All of lore.kernel.org
 help / color / mirror / Atom feed
From: Laurent Dufour <ldufour@linux.vnet.ibm.com>
To: zhong jiang <zhongjiang@huawei.com>
Cc: Vinayak Menon <vinmenon@codeaurora.org>,
	Linux-MM <linux-mm@kvack.org>,
	charante@codeaurora.org,
	Ganesh Mahendran <opensource.ganesh@gmail.com>
Subject: Re: [PATCH v11 00/26] Speculative page faults
Date: Fri, 18 Jan 2019 16:51:33 +0100	[thread overview]
Message-ID: <8b8ae1b0-39a3-7e83-589d-0bb4263b0a99@linux.vnet.ibm.com> (raw)

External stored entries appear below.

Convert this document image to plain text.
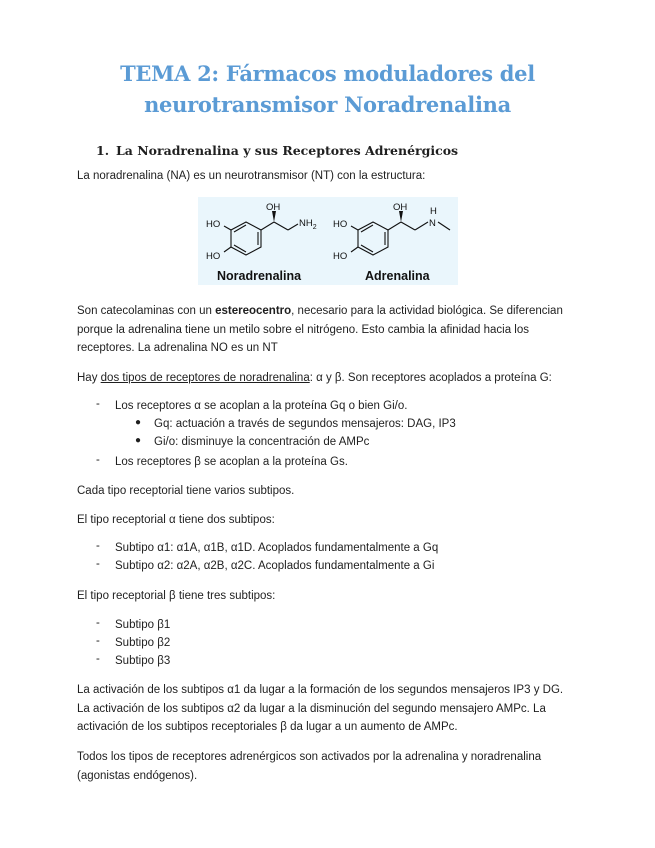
TEMA 2: Fármacos moduladores del
neurotransmisor Noradrenalina
1. La Noradrenalina y sus Receptores Adrenérgicos
La noradrenalina (NA) es un neurotransmisor (NT) con la estructura:
OH
HO
HO
$NH_2$
OH
HO
HO
H
N
Noradrenalina	Adrenalina
Son catecolaminas con un estereocentro, necesario para la actividad biológica. Se diferencian
porque la adrenalina tiene un metilo sobre el nitrógeno. Esto cambia la afinidad hacia los
receptores. La adrenalina NO es un NT
Hay dos tipos de receptores de noradrenalina: α y β. Son receptores acoplados a proteína G:
- Los receptores α se acoplan a la proteína Gq o bien Gi/o.
● Gq: actuación a través de segundos mensajeros: DAG, IP3
● Gi/o: disminuye la concentración de AMPc
- Los receptores β se acoplan a la proteína Gs.
Cada tipo receptorial tiene varios subtipos.
El tipo receptorial α tiene dos subtipos:
- Subtipo α1: α1A, α1B, α1D. Acoplados fundamentalmente a Gq
- Subtipo α2: α2A, α2B, α2C. Acoplados fundamentalmente a Gi
El tipo receptorial β tiene tres subtipos:
- Subtipo β1
- Subtipo β2
- Subtipo β3
La activación de los subtipos α1 da lugar a la formación de los segundos mensajeros IP3 y DG.
La activación de los subtipos α2 da lugar a la disminución del segundo mensajero AMPc. La
activación de los subtipos receptoriales β da lugar a un aumento de AMPc.
Todos los tipos de receptores adrenérgicos son activados por la adrenalina y noradrenalina
(agonistas endógenos).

In-Reply-To: <5C41F3B5.5030700@huawei.com>

Le 18/01/2019 à 16:41, zhong jiang a écrit :
> On 2019/1/18 17:29, Laurent Dufour wrote:
>> Le 17/01/2019 à 16:51, zhong jiang a écrit :
>>> On 2019/1/16 19:41, Vinayak Menon wrote:
>>>> On 1/15/2019 1:54 PM, Laurent Dufour wrote:
>>>>> Le 14/01/2019 à 14:19, Vinayak Menon a écrit :
>>>>>> On 1/11/2019 9:13 PM, Vinayak Menon wrote:
>>>>>>> Hi Laurent,
>>>>>>>
>>>>>>> We are observing an issue with speculative page fault with the following test code on ARM64 (4.14 kernel, 8 cores).
>>>>>>
>>>>>> With the patch below, we don't hit the issue.
>>>>>>
>>>>>> From: Vinayak Menon <vinmenon@codeaurora.org>
>>>>>> Date: Mon, 14 Jan 2019 16:06:34 +0530
>>>>>> Subject: [PATCH] mm: flush stale tlb entries on speculative write fault
>>>>>>
>>>>>> It is observed that the following scenario results in
>>>>>> threads A and B of process 1 blocking on pthread_mutex_lock
>>>>>> forever after few iterations.
>>>>>>
>>>>>> CPU 1                   CPU 2                    CPU 3
>>>>>> Process 1,              Process 1,               Process 1,
>>>>>> Thread A                Thread B                 Thread C
>>>>>>
>>>>>> while (1) {             while (1) {              while(1) {
>>>>>> pthread_mutex_lock(l)   pthread_mutex_lock(l)    fork
>>>>>> pthread_mutex_unlock(l) pthread_mutex_unlock(l)  }
>>>>>> }                       }
>>>>>>
>>>>>> When from thread C, copy_one_pte write-protects the parent pte
>>>>>> (of lock l), stale tlb entries can exist with write permissions
>>>>>> on one of the CPUs at least. This can create a problem if one
>>>>>> of the threads A or B hits the write fault. Though dup_mmap calls
>>>>>> flush_tlb_mm after copy_page_range, since speculative page fault
>>>>>> does not take mmap_sem it can proceed further fixing a fault soon
>>>>>> after CPU 3 does ptep_set_wrprotect. But the CPU with stale tlb
>>>>>> entry can still modify old_page even after it is copied to
>>>>>> new_page by wp_page_copy, thus causing a corruption.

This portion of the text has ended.